Note

This section of the docs is only relevant if the data used as inputs during the PR build are inconsistent with the data used as inputs during the last production build. Please contact support@datafold.com if you’d like to learn more.

What is data drift in CI?

Datafold is used in CI to illuminate the impact of a pull request’s proposed code change by comparing two versions of the data and identifying differences.

Data drift in CI happens when those data differences occur due to changes in upstream data sources—not because of proposed code changes.

Data drift in CI adds “noise” to your CI testing analysis, making it tricky to tell if data differences are due to new code, or changes in the source data. Unless both versions rely on the same snapshot of upstream data, data drift can compromise your ability to see the true effect of the code changes.

Tip

dbt users should implement Slim CI in dbt Core or dbt Cloud to prevent most instances of data drift. Slim CI reduces build time and eliminates most instances of data drift because the CI build depends on upstreams in production due to state deferral. However, Slim CI will not completely eliminate data drift in CI, specifically in cases where the model being modified in the PR depends on a source. In those cases, we recommend building twice in CI.

Why prevent data drift in CI?

By eliminating data drift entirely, you can be confident that any differences detected in CI are driven only by your code, not unexpected data changes.

You can think of this as similar to a scientific experiment, where the control versus treatment groups ideally exist in identical baseline conditions, with the treatment as the only variable which would cause differential outcomes.

In practice, many organizations do not completely eliminate data drift, and still derive value from automatic data diffing and analysis conducted by Datafold in CI, in spite of minor noise that does exist.

Handling data drift

We recommend two options for removing data drift to the greatest extent possible:

In both of these approaches, Datafold compares transformations of identical upstream data, so that any detected differences will be due to the code changes alone, ensuring an accurate comparison with no false positives.

By building two versions of the data in CI, you can ensure an “apples-to-apples” comparison that depends on the same version of upstream data.

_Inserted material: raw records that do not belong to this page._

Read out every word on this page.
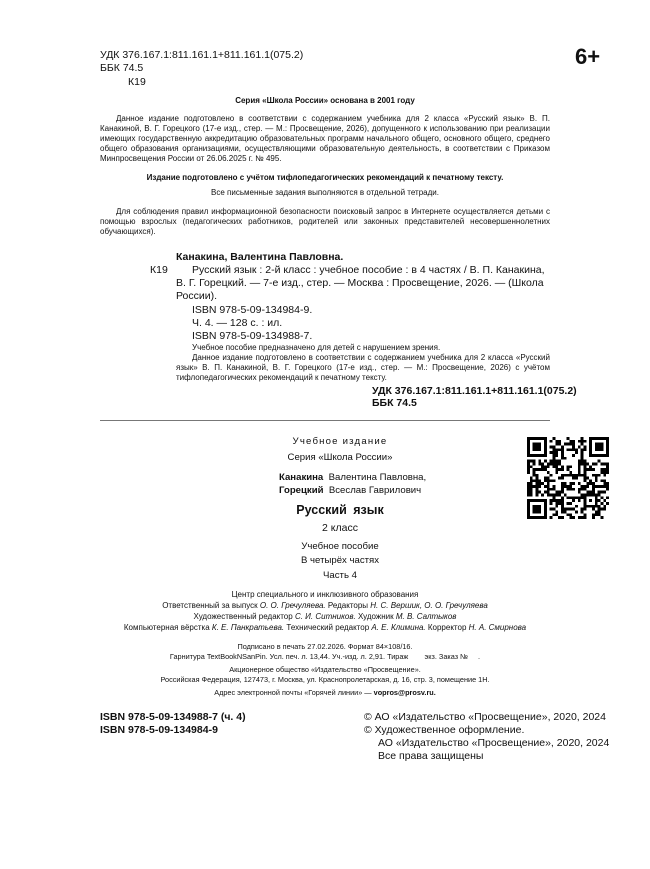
УДК 376.167.1:811.161.1+811.161.1(075.2)
ББК 74.5
К19
6+
Серия «Школа России» основана в 2001 году
Данное издание подготовлено в соответствии с содержанием учебника для 2 класса «Русский язык» В. П. Канакиной, В. Г. Горецкого (17-е изд., стер. — М.: Просвещение, 2026), допущенного к использованию при реализации имеющих государственную аккредитацию образовательных программ начального общего, основного общего, среднего общего образования организациями, осуществляющими образовательную деятельность, в соответствии с Приказом Минпросвещения России от 26.06.2025 г. № 495.
Издание подготовлено с учётом тифлопедагогических рекомендаций к печатному тексту.
Все письменные задания выполняются в отдельной тетради.
Для соблюдения правил информационной безопасности поисковый запрос в Интернете осуществляется детьми с помощью взрослых (педагогических работников, родителей или законных представителей несовершеннолетних обучающихся).
Канакина, Валентина Павловна.
К19	Русский язык : 2-й класс : учебное пособие : в 4 частях / В. П. Канакина, В. Г. Горецкий. — 7-е изд., стер. — Москва : Просвещение, 2026. — (Школа России).
ISBN 978-5-09-134984-9.
Ч. 4. — 128 с. : ил.
ISBN 978-5-09-134988-7.
Учебное пособие предназначено для детей с нарушением зрения.
Данное издание подготовлено в соответствии с содержанием учебника для 2 класса «Русский язык» В. П. Канакиной, В. Г. Горецкого (17-е изд., стер. — М.: Просвещение, 2026) с учётом тифлопедагогических рекомендаций к печатному тексту.
УДК 376.167.1:811.161.1+811.161.1(075.2)
ББК 74.5
Учебное издание
Серия «Школа России»
Канакина Валентина Павловна,
Горецкий Всеслав Гаврилович
Русский язык
2 класс
Учебное пособие
В четырёх частях
Часть 4
Центр специального и инклюзивного образования
Ответственный за выпуск О. О. Гречуляева. Редакторы Н. С. Вершик, О. О. Гречуляева
Художественный редактор С. И. Ситников. Художник М. В. Салтыков
Компьютерная вёрстка К. Е. Панкратьева. Технический редактор А. Е. Климина. Корректор Н. А. Смирнова
Подписано в печать 27.02.2026. Формат 84×108/16.
Гарнитура TextBookNSanPin. Усл. печ. л. 13,44. Уч.-изд. л. 2,91. Тираж        экз. Заказ №     .
Акционерное общество «Издательство «Просвещение».
Российская Федерация, 127473, г. Москва, ул. Краснопролетарская, д. 16, стр. 3, помещение 1Н.
Адрес электронной почты «Горячей линии» — vopros@prosv.ru.
ISBN 978-5-09-134988-7 (ч. 4)
ISBN 978-5-09-134984-9
© АО «Издательство «Просвещение», 2020, 2024
© Художественное оформление.
АО «Издательство «Просвещение», 2020, 2024
Все права защищены
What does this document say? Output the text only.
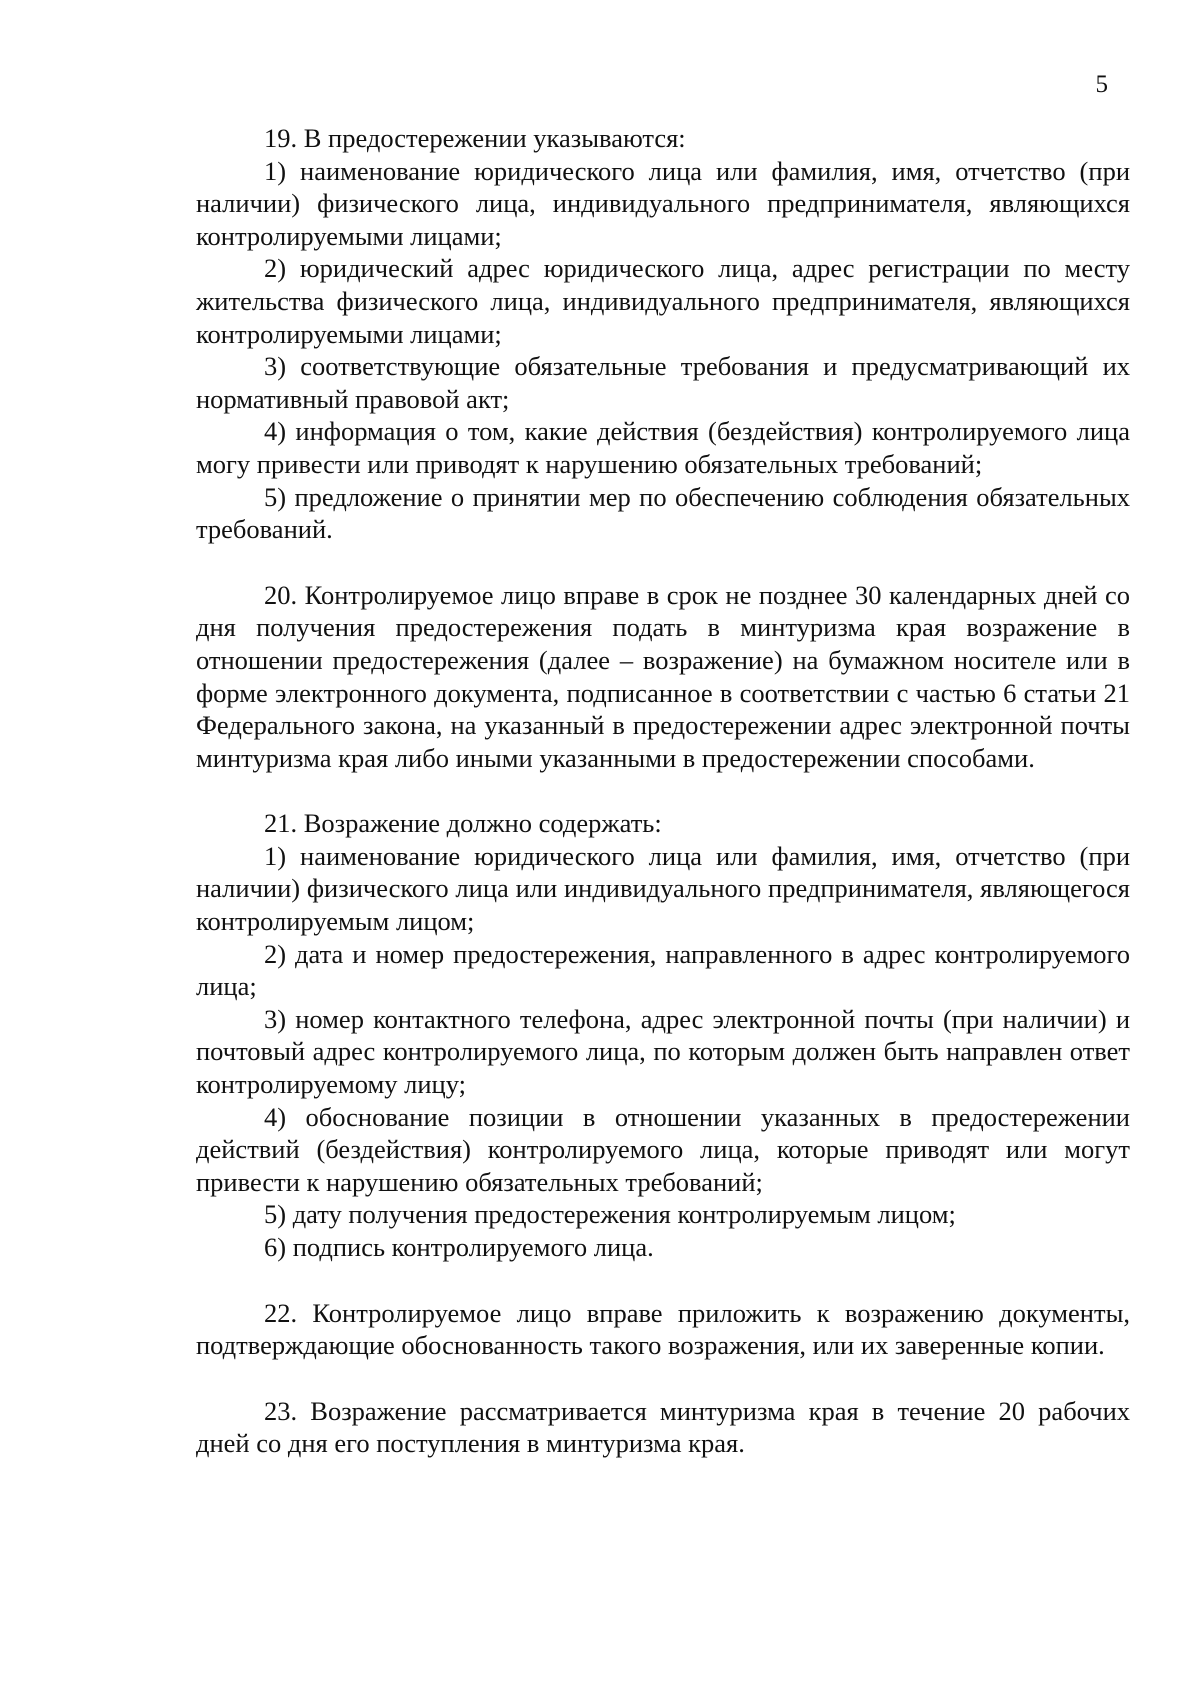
5

19. В предостережении указываются:

1) наименование юридического лица или фамилия, имя, отчетство (при наличии) физического лица, индивидуального предпринимателя, являющихся контролируемыми лицами;

2) юридический адрес юридического лица, адрес регистрации по месту жительства физического лица, индивидуального предпринимателя, являющихся контролируемыми лицами;

3) соответствующие обязательные требования и предусматривающий их нормативный правовой акт;

4) информация о том, какие действия (бездействия) контролируемого лица могу привести или приводят к нарушению обязательных требований;

5) предложение о принятии мер по обеспечению соблюдения обязательных требований.

20. Контролируемое лицо вправе в срок не позднее 30 календарных дней со дня получения предостережения подать в минтуризма края возражение в отношении предостережения (далее – возражение) на бумажном носителе или в форме электронного документа, подписанное в соответствии с частью 6 статьи 21 Федерального закона, на указанный в предостережении адрес электронной почты минтуризма края либо иными указанными в предостережении способами.

21. Возражение должно содержать:

1) наименование юридического лица или фамилия, имя, отчетство (при наличии) физического лица или индивидуального предпринимателя, являющегося контролируемым лицом;

2) дата и номер предостережения, направленного в адрес контролируемого лица;

3) номер контактного телефона, адрес электронной почты (при наличии) и почтовый адрес контролируемого лица, по которым должен быть направлен ответ контролируемому лицу;

4) обоснование позиции в отношении указанных в предостережении действий (бездействия) контролируемого лица, которые приводят или могут привести к нарушению обязательных требований;

5) дату получения предостережения контролируемым лицом;

6) подпись контролируемого лица.

22. Контролируемое лицо вправе приложить к возражению документы, подтверждающие обоснованность такого возражения, или их заверенные копии.

23. Возражение рассматривается минтуризма края в течение 20 рабочих дней со дня его поступления в минтуризма края.
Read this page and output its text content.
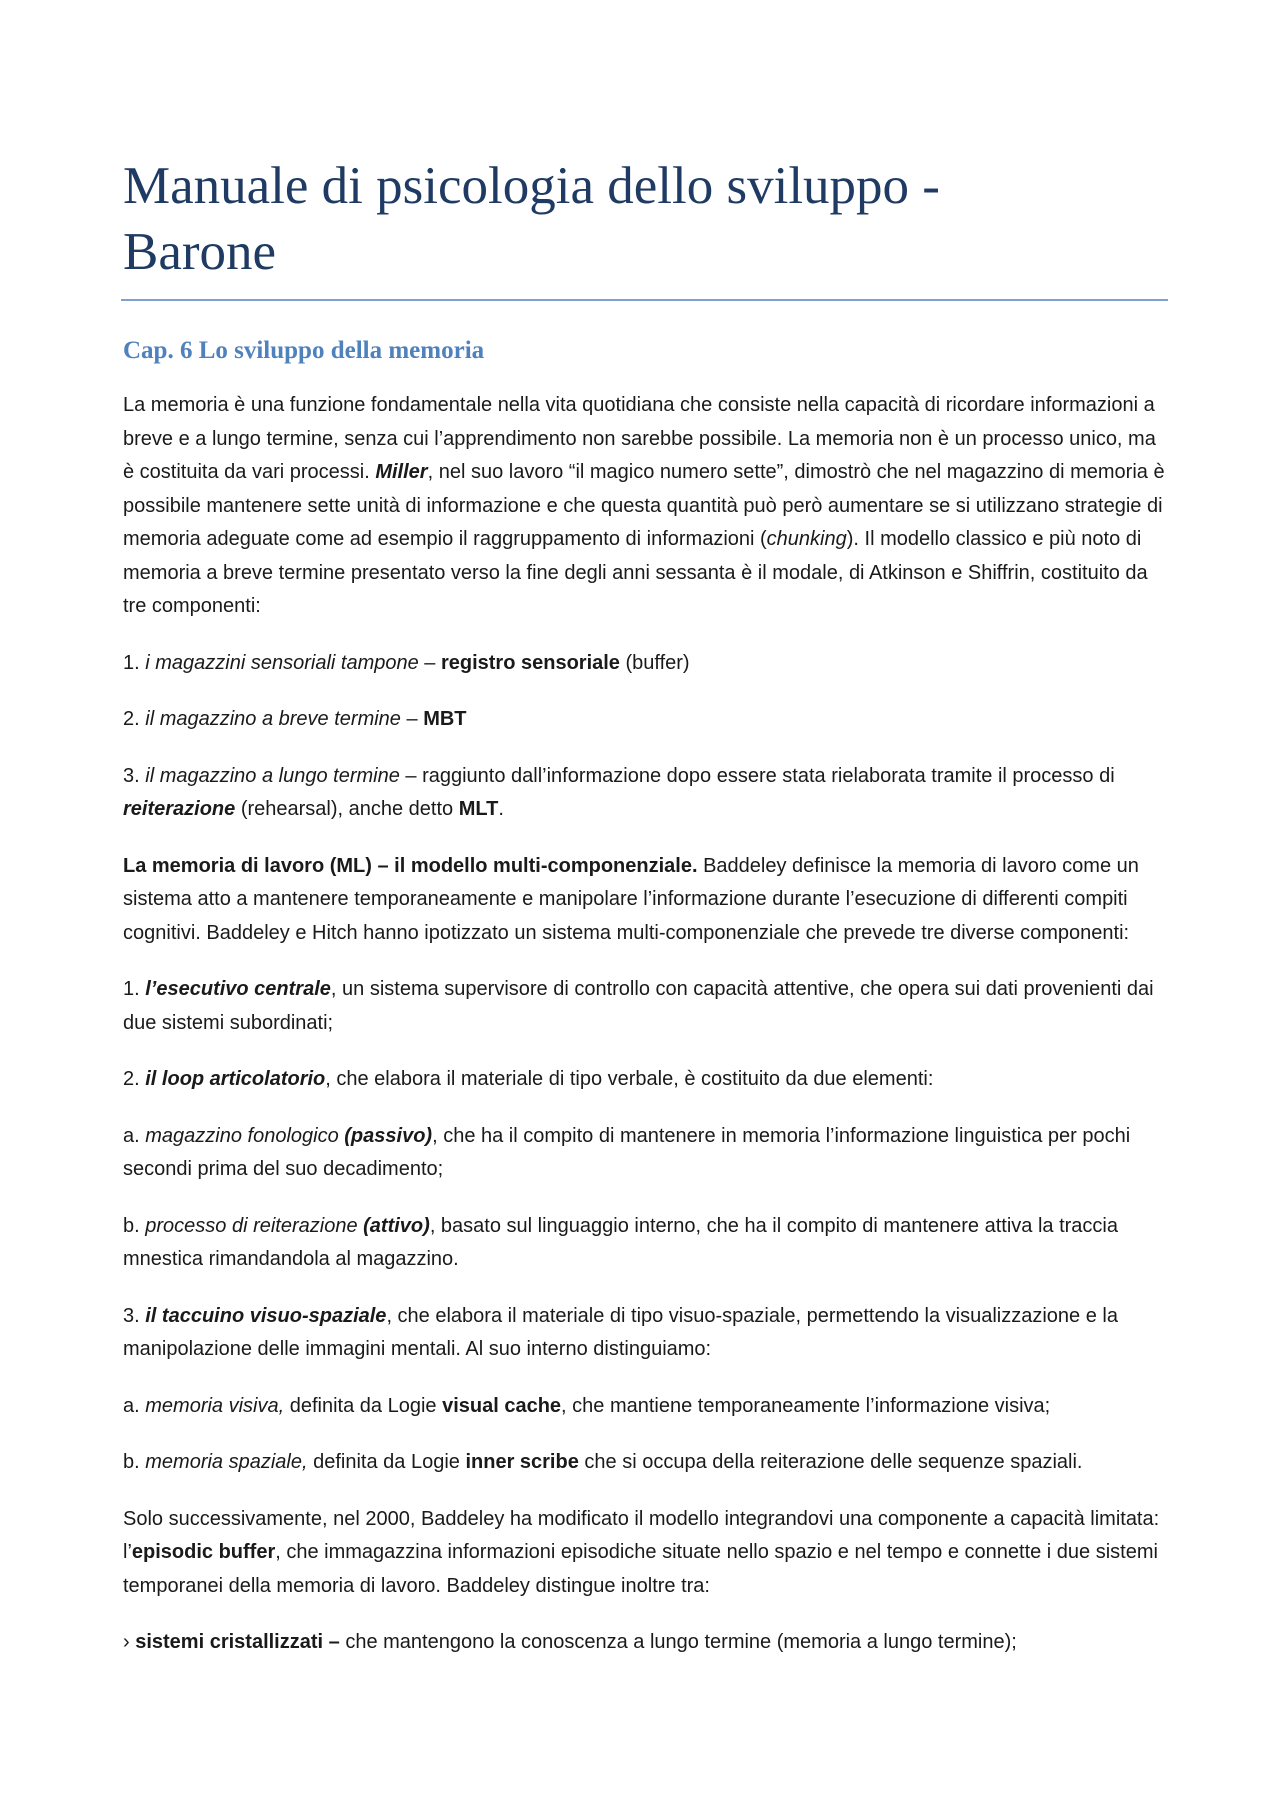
Manuale di psicologia dello sviluppo - Barone
Cap. 6 Lo sviluppo della memoria

La memoria è una funzione fondamentale nella vita quotidiana che consiste nella capacità di ricordare informazioni a breve e a lungo termine, senza cui l’apprendimento non sarebbe possibile. La memoria non è un processo unico, ma è costituita da vari processi. Miller, nel suo lavoro “il magico numero sette”, dimostrò che nel magazzino di memoria è possibile mantenere sette unità di informazione e che questa quantità può però aumentare se si utilizzano strategie di memoria adeguate come ad esempio il raggruppamento di informazioni (chunking). Il modello classico e più noto di memoria a breve termine presentato verso la fine degli anni sessanta è il modale, di Atkinson e Shiffrin, costituito da tre componenti:

1. i magazzini sensoriali tampone – registro sensoriale (buffer)

2. il magazzino a breve termine – MBT

3. il magazzino a lungo termine – raggiunto dall’informazione dopo essere stata rielaborata tramite il processo di reiterazione (rehearsal), anche detto MLT.

La memoria di lavoro (ML) – il modello multi-componenziale. Baddeley definisce la memoria di lavoro come un sistema atto a mantenere temporaneamente e manipolare l’informazione durante l’esecuzione di differenti compiti cognitivi. Baddeley e Hitch hanno ipotizzato un sistema multi-componenziale che prevede tre diverse componenti:

1. l’esecutivo centrale, un sistema supervisore di controllo con capacità attentive, che opera sui dati provenienti dai due sistemi subordinati;

2. il loop articolatorio, che elabora il materiale di tipo verbale, è costituito da due elementi:

a. magazzino fonologico (passivo), che ha il compito di mantenere in memoria l’informazione linguistica per pochi secondi prima del suo decadimento;

b. processo di reiterazione (attivo), basato sul linguaggio interno, che ha il compito di mantenere attiva la traccia mnestica rimandandola al magazzino.

3. il taccuino visuo-spaziale, che elabora il materiale di tipo visuo-spaziale, permettendo la visualizzazione e la manipolazione delle immagini mentali. Al suo interno distinguiamo:

a. memoria visiva, definita da Logie visual cache, che mantiene temporaneamente l’informazione visiva;

b. memoria spaziale, definita da Logie inner scribe che si occupa della reiterazione delle sequenze spaziali.

Solo successivamente, nel 2000, Baddeley ha modificato il modello integrandovi una componente a capacità limitata: l’episodic buffer, che immagazzina informazioni episodiche situate nello spazio e nel tempo e connette i due sistemi temporanei della memoria di lavoro. Baddeley distingue inoltre tra:

› sistemi cristallizzati – che mantengono la conoscenza a lungo termine (memoria a lungo termine);
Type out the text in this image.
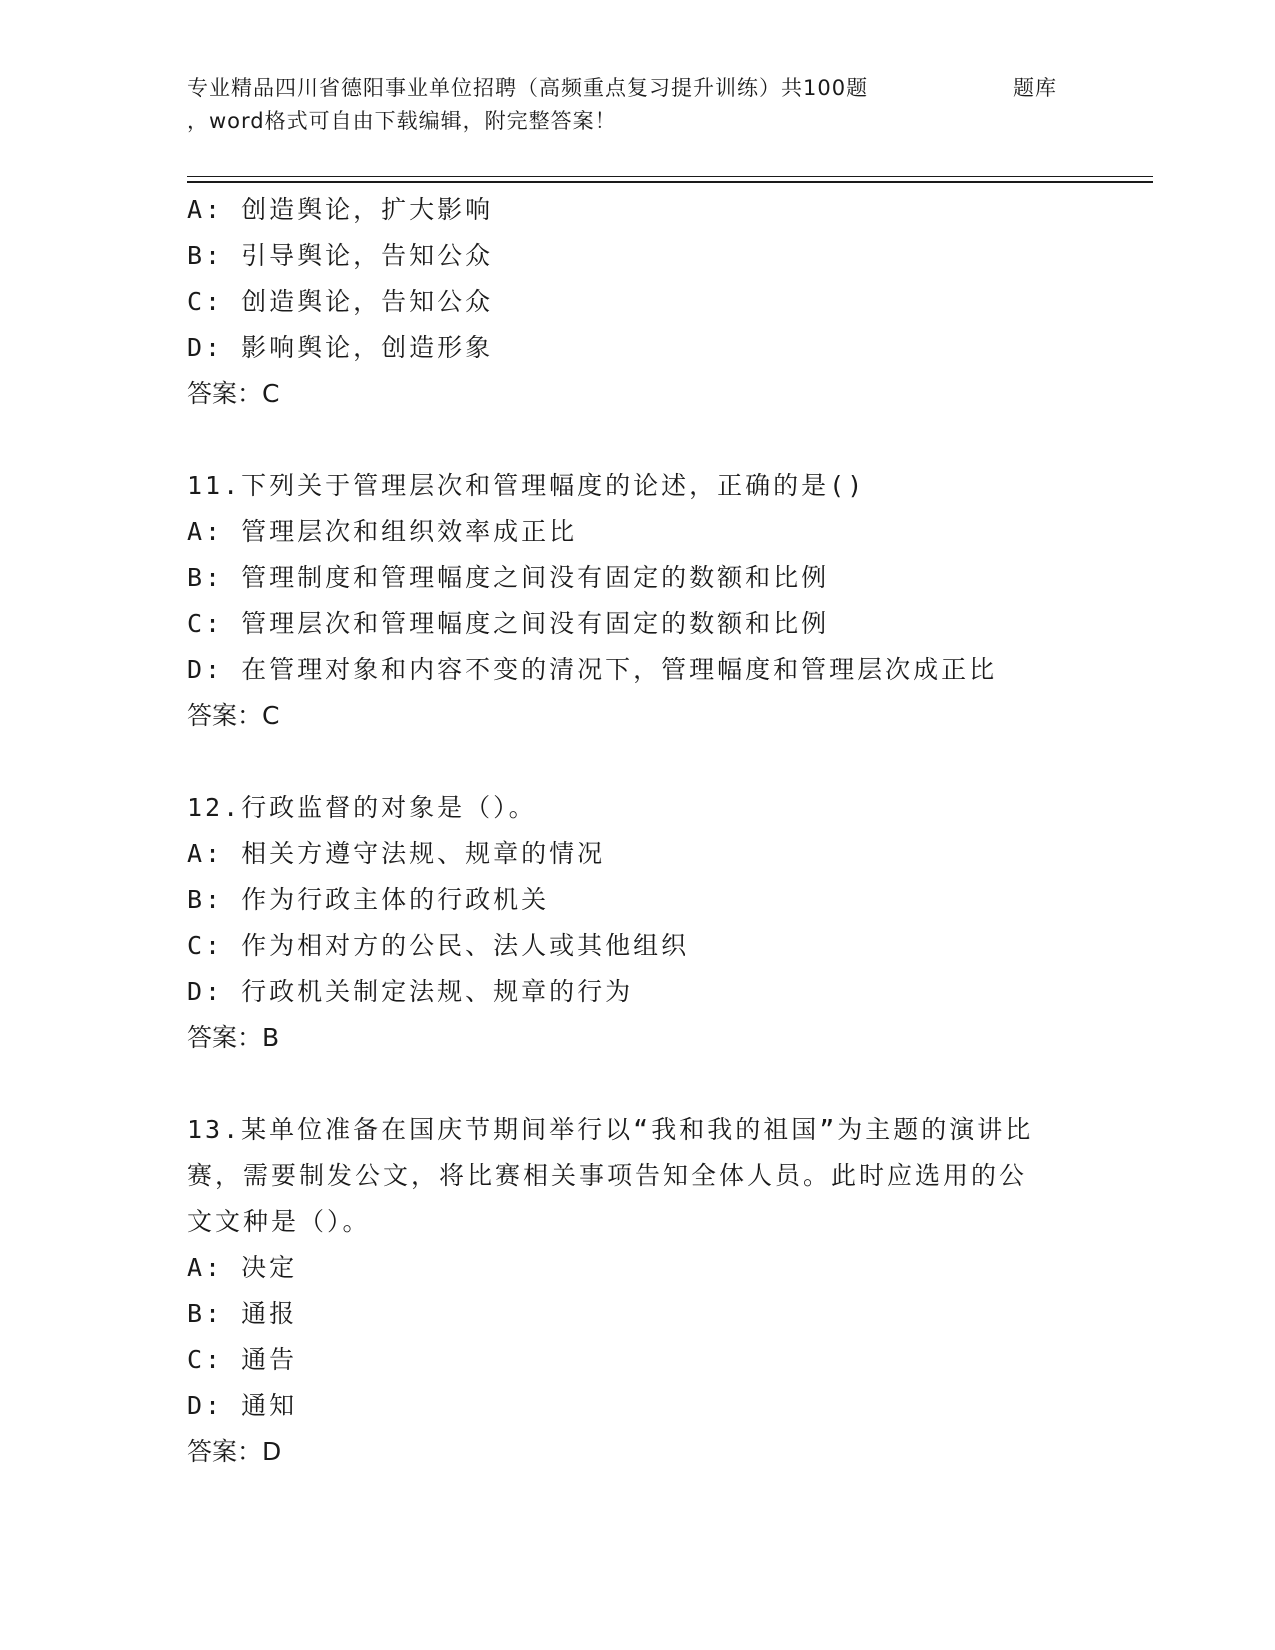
专业精品四川省德阳事业单位招聘（高频重点复习提升训练）共100题	题库
，word格式可自由下载编辑，附完整答案！
A: 创造舆论，扩大影响
B: 引导舆论，告知公众
C: 创造舆论，告知公众
D: 影响舆论，创造形象
答案：C
11.下列关于管理层次和管理幅度的论述，正确的是()
A: 管理层次和组织效率成正比
B: 管理制度和管理幅度之间没有固定的数额和比例
C: 管理层次和管理幅度之间没有固定的数额和比例
D: 在管理对象和内容不变的清况下，管理幅度和管理层次成正比
答案：C
12.行政监督的对象是（）。
A: 相关方遵守法规、规章的情况
B: 作为行政主体的行政机关
C: 作为相对方的公民、法人或其他组织
D: 行政机关制定法规、规章的行为
答案：B
13.某单位准备在国庆节期间举行以“我和我的祖国”为主题的演讲比
赛，需要制发公文，将比赛相关事项告知全体人员。此时应选用的公
文文种是（）。
A: 决定
B: 通报
C: 通告
D: 通知
答案：D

When deciding between the two, choose the one that best matches your workflow:

WorkflowApproachWhy
Data changes frequently in productionBuild twice in CIIsolates PR impact without waiting on recent production updates, using a consistent snapshot.
Production has complex orchestration or multiple jobsBuild CI data from prod cloneAllows a stable comparison by freezing upstream data from a fixed production state.
Performance and speed are criticalBuild CI data from prod cloneLimits CI build to a single snapshot, reducing the processing load on the pipeline.
Simplified orchestration with minimal dependenciesBuild twice in CIReduces the need to manage production snapshots by running both environments in CI.

Build twice in CI

This method involves two CI builds: one representing PR data, and another representing production data, both based on an identical snapshot of upstream data.

  1. Create a fixed snapshot of the upstream data that both builds will use.
  2. The CI pipeline executes two builds: one using the PR branch of code, and another using the base branch of code.
  3. Datafold compares these two data environments, both created in CI, and detects differences.

If performance is a concern, you can use a reduced or filtered upstream data set to speed up the CI process while still providing rich insight into the data.

This method assumes the production build doesn’t involve multiple jobs that process different sets of models at different times.

Build CI data from clone of prod sources

This method involves comparing a CI build based on a snapshot of the upstream source data from the time of the last production build to the production version of transformed data.

  1. Update orchestration to create and store a snapshot of the upstream source data at the time of the production transformation job.
  2. The CI pipeline executes a data transformation build using the PR branch of code, with the snapshotted upstream data as the upstream source.
  3. Datafold compares the CI data environment with production data and detects differences.